Occasionally he finds common ground with liberal Democrats. His industrial hemp bill has backing from some of the most liberal Members of Congress, including Education and Labor Chairman George Miller (Calif.), Financial Services Chairman Barney Frank (Mass.) and Rep. Lynn Woolsey (Calif.). Paul also wants to get the United States out of the United Nations, give citizens the right to bear firearms in national parks and ditch gun-free school zones.
Usually he has at least a few co-sponsors, but some are pure solo acts. He’s the only Member willing to call for abolishing the Federal Reserve system outright. (Paul trusts gold more than he trusts Alan Greenspan.)
Paul has proposed eliminating withholding taxes and supports forcing individuals to pay their taxes in monthly installments “to restore to taxpayers the awareness of the true cost of government.” Waiters and waitresses would not have tips taxed. Doctors could deduct their malpractice insurance — something the old doctor knows a thing or two about.
He even wants to get rid of duties on lutetium oxide, a metal used in making lasers and in other industrial applications, as well as on phosphoric acid, lanthanum salt and “cerium terbium-doped.”
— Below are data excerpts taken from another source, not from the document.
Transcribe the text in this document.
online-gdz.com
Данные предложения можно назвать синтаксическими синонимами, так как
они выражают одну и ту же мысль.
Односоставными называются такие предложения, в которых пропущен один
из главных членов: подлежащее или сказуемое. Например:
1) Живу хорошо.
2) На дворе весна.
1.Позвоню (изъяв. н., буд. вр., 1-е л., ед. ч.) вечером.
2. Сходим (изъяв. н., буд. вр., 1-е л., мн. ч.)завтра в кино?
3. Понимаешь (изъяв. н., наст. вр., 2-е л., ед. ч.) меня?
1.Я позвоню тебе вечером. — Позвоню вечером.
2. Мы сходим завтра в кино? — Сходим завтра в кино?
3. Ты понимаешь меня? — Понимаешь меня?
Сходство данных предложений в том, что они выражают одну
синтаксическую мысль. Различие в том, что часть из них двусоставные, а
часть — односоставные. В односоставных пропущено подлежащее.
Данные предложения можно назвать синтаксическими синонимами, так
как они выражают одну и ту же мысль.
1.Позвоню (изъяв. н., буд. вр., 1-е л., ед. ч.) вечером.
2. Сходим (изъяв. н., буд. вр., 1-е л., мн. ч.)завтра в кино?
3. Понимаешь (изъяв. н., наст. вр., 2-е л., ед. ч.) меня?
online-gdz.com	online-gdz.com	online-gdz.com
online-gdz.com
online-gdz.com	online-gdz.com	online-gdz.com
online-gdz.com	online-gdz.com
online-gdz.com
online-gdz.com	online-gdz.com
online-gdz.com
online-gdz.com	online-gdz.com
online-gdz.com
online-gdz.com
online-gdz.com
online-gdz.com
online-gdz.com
He also wants to prohibit production of the penny unless and until it can be determined whether there is a surplus of said pennies already in circulation.
Rep. Jeff Flake (R-Ariz.) attributes the intensity of Paul’s backers to a deeper-seated frustration with the Republican Party. “No doubt the party has had a hard time and I think it’s largely because we haven’t lived up to our propaganda about limited government,” Flake said, pointing to Republican leaders’ refusal to oppose earmarks.
Jones said he hopes a strong showing in New Hampshire, where independents can vote in the Republican primary, will catapult Paul into the first tier of candidates.
“If he should run third or fourth in New Hampshire, that puts him in a different category,” Jones said, and makes him harder for the media and his fellow Republicans to dismiss. “A kook doesn’t get that kind of support.”
Jones said he doesn’t think Paul will bolt the party but figured he might be more tempted if he was younger. Paul is 72.
“There is a lot of frustration out here because Republicans are not supposed to be expanding the federal government,” Jones said. “This country is looking for a third party. The country is in trouble.”